2021/8/10
新型コロナウイルス感染症(COVID-19)のワクチンの接種が軌道に乗ってきた一方で、インド由来の変異型、デルタ株(The B.1.617.2 of variant of SARS-CoV-2)の流行の問題が一層深刻になってきました。デルタ株は従来のアルファ株やベータ株に比べてはるかに病原性が高く、一日も早く治療法の開発が望まれます。現状では、ワクチン以外の治療法は確立されていないことから、既存のワクチンのデルタ株(B.1.617.2)に対する有効性を検討する必要があります。今回は、COVID-19のワクチンであるBNT162b2(Pfizer/BioNTech製)またはChAdOx1 nCoV-19(AstraZeneca製)の2回接種後の有効性に関して、英国のグループより報告された論文を紹介致します(文献1)。
インド由来のコロナウイルス・デルタ株は英国で急増し、世界中でも検出されており、この変異型ウイルスへの対応は喫緊の課題である。したがって、デルタ株に対するBNT162b2(Pfizer/BioNTech製)またはChAdOx1 nCoV-19(AstraZeneca製)の有効性を明らかにする必要がある。
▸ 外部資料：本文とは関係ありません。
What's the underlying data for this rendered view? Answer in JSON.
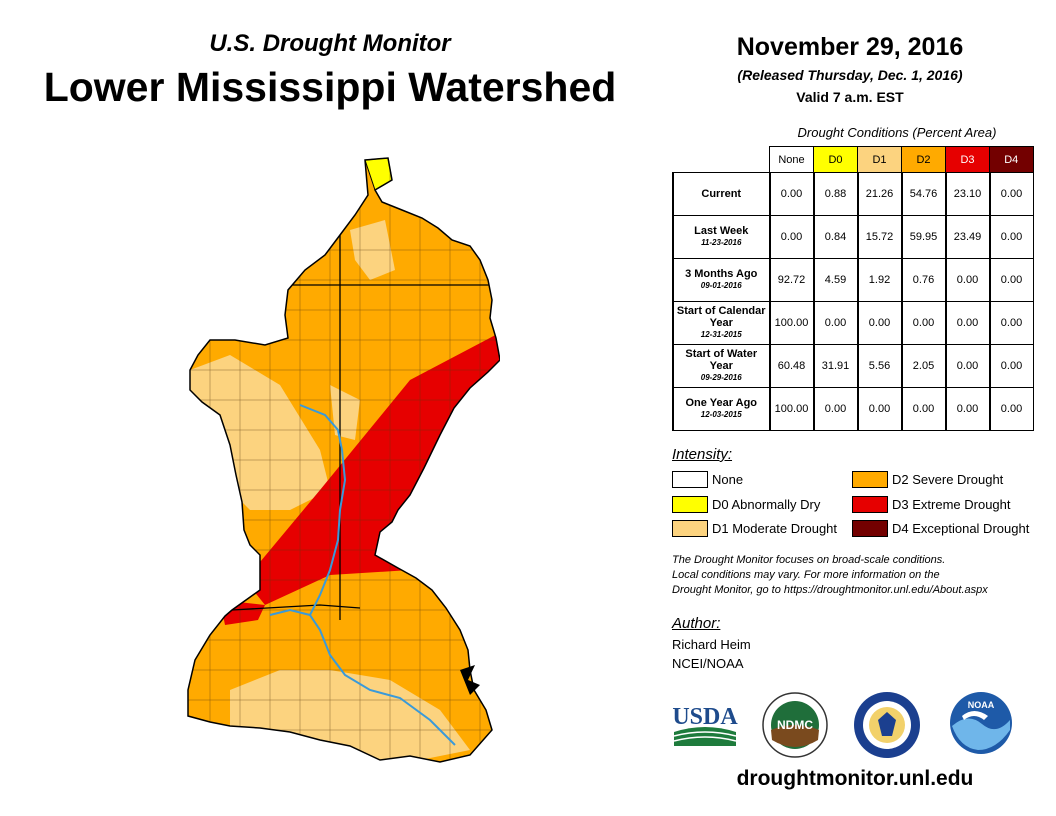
{
  "header": {
    "subtitle": "U.S. Drought Monitor",
    "title": "Lower Mississippi Watershed",
    "date": "November 29, 2016",
    "released": "(Released Thursday, Dec. 1, 2016)",
    "valid": "Valid 7 a.m. EST"
  },
  "table": {
    "caption": "Drought Conditions (Percent Area)",
    "columns": [
      "None",
      "D0",
      "D1",
      "D2",
      "D3",
      "D4"
    ],
    "rows": [
      {
        "label": "Current",
        "date": "",
        "values": [
          "0.00",
          "0.88",
          "21.26",
          "54.76",
          "23.10",
          "0.00"
        ]
      },
      {
        "label": "Last Week",
        "date": "11-23-2016",
        "values": [
          "0.00",
          "0.84",
          "15.72",
          "59.95",
          "23.49",
          "0.00"
        ]
      },
      {
        "label": "3 Months Ago",
        "date": "09-01-2016",
        "values": [
          "92.72",
          "4.59",
          "1.92",
          "0.76",
          "0.00",
          "0.00"
        ]
      },
      {
        "label": "Start of Calendar Year",
        "date": "12-31-2015",
        "values": [
          "100.00",
          "0.00",
          "0.00",
          "0.00",
          "0.00",
          "0.00"
        ]
      },
      {
        "label": "Start of Water Year",
        "date": "09-29-2016",
        "values": [
          "60.48",
          "31.91",
          "5.56",
          "2.05",
          "0.00",
          "0.00"
        ]
      },
      {
        "label": "One Year Ago",
        "date": "12-03-2015",
        "values": [
          "100.00",
          "0.00",
          "0.00",
          "0.00",
          "0.00",
          "0.00"
        ]
      }
    ]
  },
  "legend": {
    "title": "Intensity:",
    "items": [
      {
        "label": "None",
        "color": "#ffffff"
      },
      {
        "label": "D0 Abnormally Dry",
        "color": "#ffff00"
      },
      {
        "label": "D1 Moderate Drought",
        "color": "#fcd37f"
      },
      {
        "label": "D2 Severe Drought",
        "color": "#ffaa00"
      },
      {
        "label": "D3 Extreme Drought",
        "color": "#e60000"
      },
      {
        "label": "D4 Exceptional Drought",
        "color": "#730000"
      }
    ]
  },
  "note": {
    "line1": "The Drought Monitor focuses on broad-scale conditions.",
    "line2": "Local conditions may vary. For more information on the",
    "line3": "Drought Monitor, go to https://droughtmonitor.unl.edu/About.aspx"
  },
  "author": {
    "heading": "Author:",
    "name": "Richard Heim",
    "org": "NCEI/NOAA"
  },
  "logos": {
    "usda": "USDA",
    "ndmc": "NDMC",
    "noaa": "NOAA"
  },
  "footer_url": "droughtmonitor.unl.edu",
  "colors": {
    "d0": "#ffff00",
    "d1": "#fcd37f",
    "d2": "#ffaa00",
    "d3": "#e60000",
    "d4": "#730000",
    "river": "#3a9ad9",
    "usda_green": "#1e7b3c",
    "usda_blue": "#1e4b8c"
  }
}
診断陰性例コントロール試験(Test-negative case-control design)により、デルタ株、または、アルファ株によって引き起こされるCOVID-19の症候に対するワクチン接種の有効性をデルタ株が循環し始めた期間にわたって推定した。具体的には、ウイルスのスパイク部分のシークエンスに基づいて、バリアントのタイプを特定し、英国における症候性COVID-19のすべてのシークエンスデータを使用して、患者のワクチン接種状況に応じていずれかの変異型の症例の割合を推定した。
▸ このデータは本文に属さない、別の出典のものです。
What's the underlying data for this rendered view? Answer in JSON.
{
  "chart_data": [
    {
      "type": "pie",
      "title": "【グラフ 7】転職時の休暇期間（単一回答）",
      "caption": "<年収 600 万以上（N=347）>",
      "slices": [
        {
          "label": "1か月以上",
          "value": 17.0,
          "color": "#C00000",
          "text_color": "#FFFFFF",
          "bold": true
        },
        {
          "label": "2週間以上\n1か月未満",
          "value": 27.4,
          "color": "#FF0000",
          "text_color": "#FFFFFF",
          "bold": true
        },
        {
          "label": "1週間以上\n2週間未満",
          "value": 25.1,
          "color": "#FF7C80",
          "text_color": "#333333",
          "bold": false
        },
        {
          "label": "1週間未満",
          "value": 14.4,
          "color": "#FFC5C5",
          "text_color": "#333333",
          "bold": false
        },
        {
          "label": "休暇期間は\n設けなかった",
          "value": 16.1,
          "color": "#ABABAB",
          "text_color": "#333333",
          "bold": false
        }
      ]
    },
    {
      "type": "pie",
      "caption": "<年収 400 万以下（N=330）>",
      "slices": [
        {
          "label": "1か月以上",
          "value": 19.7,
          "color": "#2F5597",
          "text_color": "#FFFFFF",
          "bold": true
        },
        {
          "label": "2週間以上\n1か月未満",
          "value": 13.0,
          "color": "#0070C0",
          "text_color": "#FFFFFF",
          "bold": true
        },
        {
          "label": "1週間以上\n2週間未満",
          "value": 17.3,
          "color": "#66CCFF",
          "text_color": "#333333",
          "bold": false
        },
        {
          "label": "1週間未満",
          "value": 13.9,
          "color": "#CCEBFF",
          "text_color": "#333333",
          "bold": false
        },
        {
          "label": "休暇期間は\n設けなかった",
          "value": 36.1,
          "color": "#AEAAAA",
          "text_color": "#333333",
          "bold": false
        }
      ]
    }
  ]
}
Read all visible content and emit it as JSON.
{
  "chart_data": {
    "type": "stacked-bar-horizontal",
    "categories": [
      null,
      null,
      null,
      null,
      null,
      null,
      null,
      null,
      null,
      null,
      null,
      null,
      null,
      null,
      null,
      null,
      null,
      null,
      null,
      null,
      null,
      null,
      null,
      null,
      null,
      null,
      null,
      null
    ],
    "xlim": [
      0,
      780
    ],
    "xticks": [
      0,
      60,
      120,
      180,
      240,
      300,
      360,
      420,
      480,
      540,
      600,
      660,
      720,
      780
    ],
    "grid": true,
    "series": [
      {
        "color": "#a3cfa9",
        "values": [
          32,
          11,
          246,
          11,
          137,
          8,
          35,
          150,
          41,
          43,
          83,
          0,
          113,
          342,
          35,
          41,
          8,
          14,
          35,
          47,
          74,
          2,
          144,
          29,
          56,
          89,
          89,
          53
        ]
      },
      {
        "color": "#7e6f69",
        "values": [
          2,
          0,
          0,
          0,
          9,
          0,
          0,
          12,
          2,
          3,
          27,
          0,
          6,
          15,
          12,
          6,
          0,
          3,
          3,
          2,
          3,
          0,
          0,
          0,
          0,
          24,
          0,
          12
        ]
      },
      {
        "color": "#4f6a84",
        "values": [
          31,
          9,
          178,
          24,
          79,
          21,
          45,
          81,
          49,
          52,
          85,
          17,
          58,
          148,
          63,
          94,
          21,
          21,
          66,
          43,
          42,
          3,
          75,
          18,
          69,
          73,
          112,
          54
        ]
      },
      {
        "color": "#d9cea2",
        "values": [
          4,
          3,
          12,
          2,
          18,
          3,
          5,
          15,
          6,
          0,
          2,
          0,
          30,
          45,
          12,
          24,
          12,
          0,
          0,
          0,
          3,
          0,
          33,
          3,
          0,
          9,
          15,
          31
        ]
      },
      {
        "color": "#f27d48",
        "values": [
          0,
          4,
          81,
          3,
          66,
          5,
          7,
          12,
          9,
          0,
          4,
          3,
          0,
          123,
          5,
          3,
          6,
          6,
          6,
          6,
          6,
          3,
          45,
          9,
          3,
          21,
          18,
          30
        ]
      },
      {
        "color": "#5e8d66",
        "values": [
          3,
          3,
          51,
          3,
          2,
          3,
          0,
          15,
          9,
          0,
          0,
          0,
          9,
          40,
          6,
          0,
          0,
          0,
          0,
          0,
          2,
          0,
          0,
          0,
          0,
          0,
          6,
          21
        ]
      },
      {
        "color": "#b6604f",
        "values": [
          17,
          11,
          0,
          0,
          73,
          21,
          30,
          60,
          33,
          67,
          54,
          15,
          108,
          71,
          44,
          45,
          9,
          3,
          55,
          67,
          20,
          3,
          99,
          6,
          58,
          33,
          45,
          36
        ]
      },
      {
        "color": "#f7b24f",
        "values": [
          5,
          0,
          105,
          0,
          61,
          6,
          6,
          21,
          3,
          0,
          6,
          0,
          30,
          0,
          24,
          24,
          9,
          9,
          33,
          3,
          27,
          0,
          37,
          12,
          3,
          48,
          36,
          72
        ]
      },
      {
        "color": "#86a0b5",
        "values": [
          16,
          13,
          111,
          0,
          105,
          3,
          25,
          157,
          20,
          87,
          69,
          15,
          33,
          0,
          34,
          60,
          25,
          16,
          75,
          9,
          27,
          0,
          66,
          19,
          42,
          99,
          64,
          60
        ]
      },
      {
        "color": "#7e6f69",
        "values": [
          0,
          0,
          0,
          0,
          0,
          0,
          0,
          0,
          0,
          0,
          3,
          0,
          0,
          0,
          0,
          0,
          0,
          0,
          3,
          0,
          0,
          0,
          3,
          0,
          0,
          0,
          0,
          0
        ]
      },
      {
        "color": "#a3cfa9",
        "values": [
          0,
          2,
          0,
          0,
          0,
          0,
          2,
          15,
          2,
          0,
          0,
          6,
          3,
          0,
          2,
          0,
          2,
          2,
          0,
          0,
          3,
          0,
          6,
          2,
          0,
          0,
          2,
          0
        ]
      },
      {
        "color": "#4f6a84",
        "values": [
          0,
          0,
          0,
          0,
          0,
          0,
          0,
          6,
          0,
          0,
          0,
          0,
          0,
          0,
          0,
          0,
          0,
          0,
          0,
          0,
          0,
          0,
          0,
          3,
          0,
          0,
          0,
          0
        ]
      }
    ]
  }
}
本研究により、稀弱な集団においては、デルタ株に対してもワクチンの2回接種が望ましいと示唆された。
類似論文として、BNT162b2(Pfizer/BioNTech製)またはChAdOx1 nCoV-19(AstraZeneca製)の2回接種後の患者から採取した血清に対する中和効果が減弱していることを示した報告があります。
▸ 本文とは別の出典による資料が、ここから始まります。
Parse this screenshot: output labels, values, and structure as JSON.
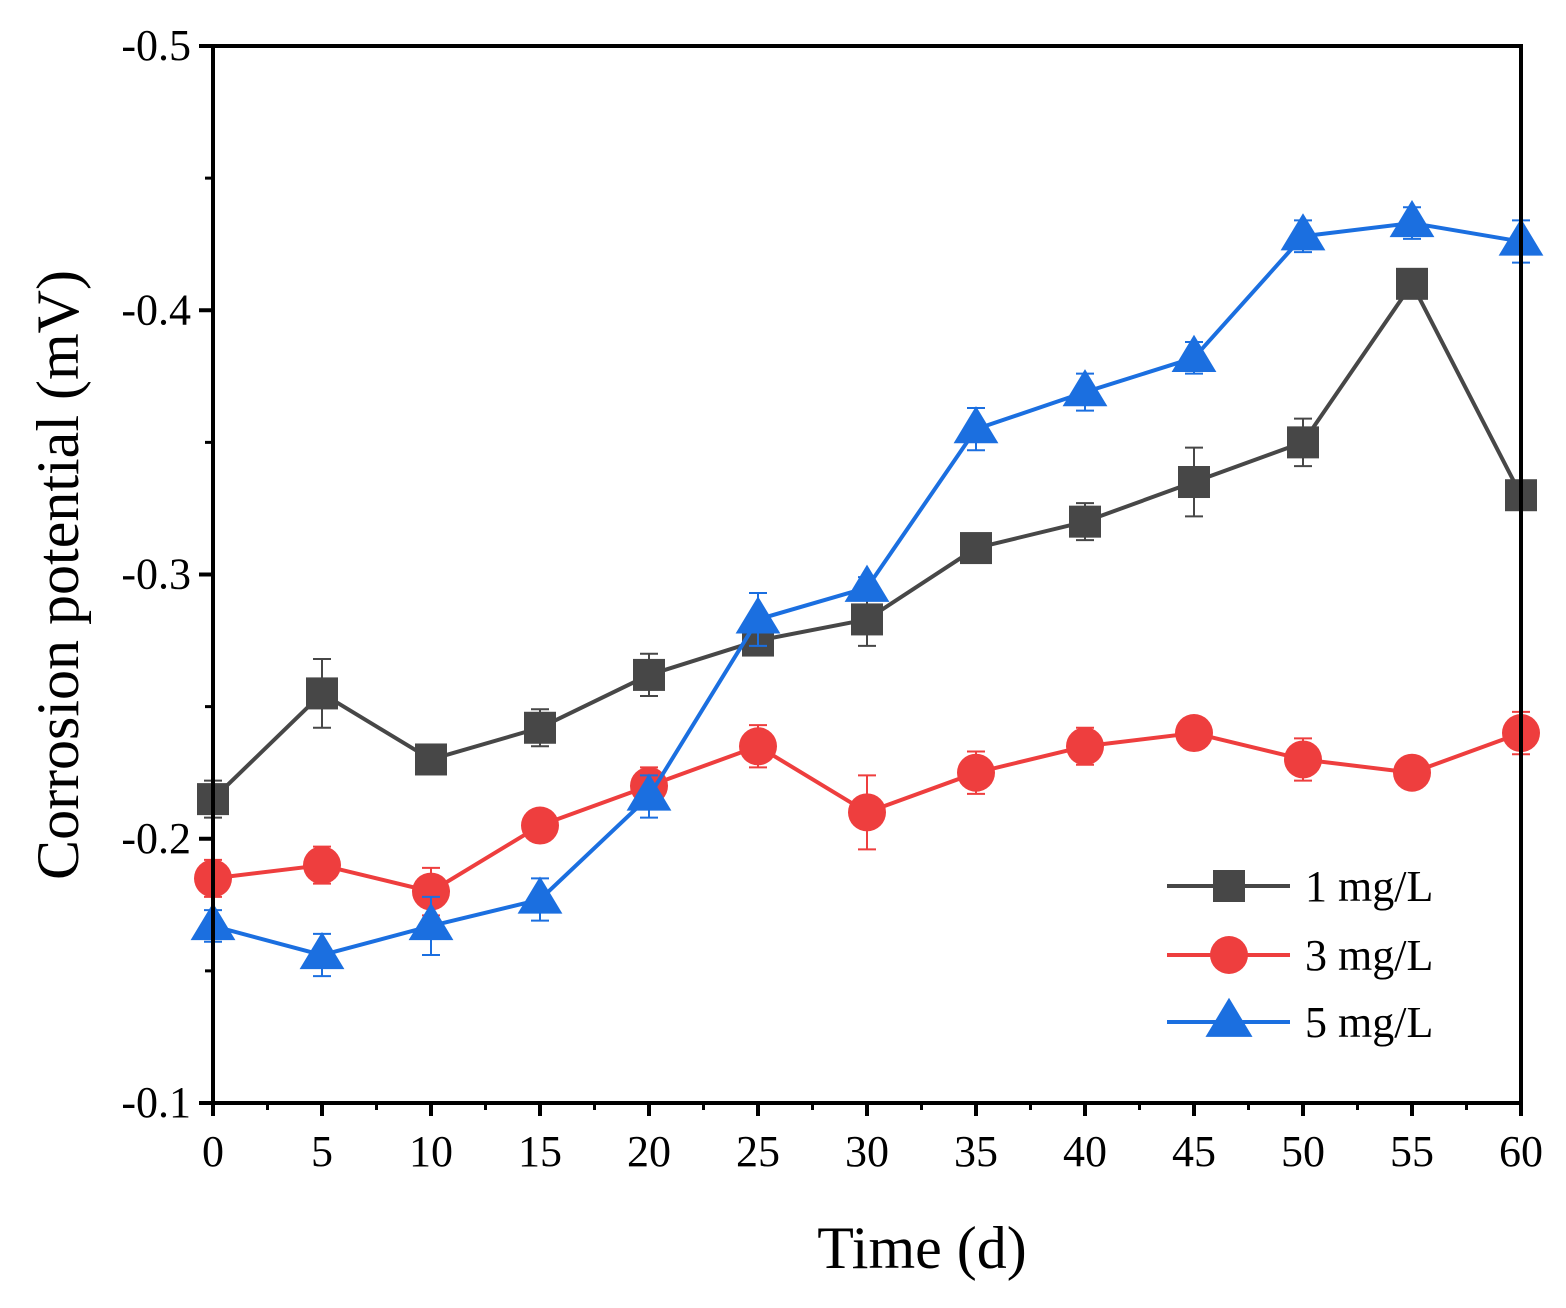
{
  "chart_data": {
    "type": "line",
    "xlabel": "Time (d)",
    "ylabel": "Corrosion potential (mV)",
    "x": [
      0,
      5,
      10,
      15,
      20,
      25,
      30,
      35,
      40,
      45,
      50,
      55,
      60
    ],
    "xlim": [
      0,
      60
    ],
    "ylim": [
      -0.1,
      -0.5
    ],
    "y_reversed": true,
    "x_ticks": [
      "0",
      "5",
      "10",
      "15",
      "20",
      "25",
      "30",
      "35",
      "40",
      "45",
      "50",
      "55",
      "60"
    ],
    "y_ticks": [
      {
        "value": -0.1,
        "label": "-0.1"
      },
      {
        "value": -0.2,
        "label": "-0.2"
      },
      {
        "value": -0.3,
        "label": "-0.3"
      },
      {
        "value": -0.4,
        "label": "-0.4"
      },
      {
        "value": -0.5,
        "label": "-0.5"
      }
    ],
    "grid": false,
    "legend_position": "bottom-right",
    "series": [
      {
        "name": "1 mg/L",
        "color": "#474747",
        "marker": "square",
        "values": [
          -0.215,
          -0.255,
          -0.23,
          -0.242,
          -0.262,
          -0.275,
          -0.283,
          -0.31,
          -0.32,
          -0.335,
          -0.35,
          -0.41,
          -0.33
        ],
        "errors": [
          0.007,
          0.013,
          0.004,
          0.007,
          0.008,
          0.005,
          0.01,
          0.004,
          0.007,
          0.013,
          0.009,
          0.004,
          0.005
        ]
      },
      {
        "name": "3 mg/L",
        "color": "#ee3e3e",
        "marker": "circle",
        "values": [
          -0.185,
          -0.19,
          -0.18,
          -0.205,
          -0.22,
          -0.235,
          -0.21,
          -0.225,
          -0.235,
          -0.24,
          -0.23,
          -0.225,
          -0.24
        ],
        "errors": [
          0.007,
          0.007,
          0.009,
          0.005,
          0.007,
          0.008,
          0.014,
          0.008,
          0.007,
          0.004,
          0.008,
          0.006,
          0.008
        ]
      },
      {
        "name": "5 mg/L",
        "color": "#1b6fe0",
        "marker": "triangle",
        "values": [
          -0.167,
          -0.156,
          -0.167,
          -0.177,
          -0.216,
          -0.283,
          -0.295,
          -0.355,
          -0.369,
          -0.382,
          -0.428,
          -0.433,
          -0.426
        ],
        "errors": [
          0.006,
          0.008,
          0.011,
          0.008,
          0.008,
          0.01,
          0.004,
          0.008,
          0.007,
          0.006,
          0.006,
          0.006,
          0.008
        ]
      }
    ]
  }
}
現時点では、既存のワクチンを2回接種することが現実的な選択といえそうです。もし可能なら、短時間のうちにデルタ株に特異的な(効力のある)ワクチンの作製を試みるのがよいかも知れません。今後、デルタ株だけでなく、他にも病原性の高い変異型ウイルスが出現する可能性を考慮すれば、短時間でワクチンの作製を行なうシステムを確立しておく意義は大きいでしょう。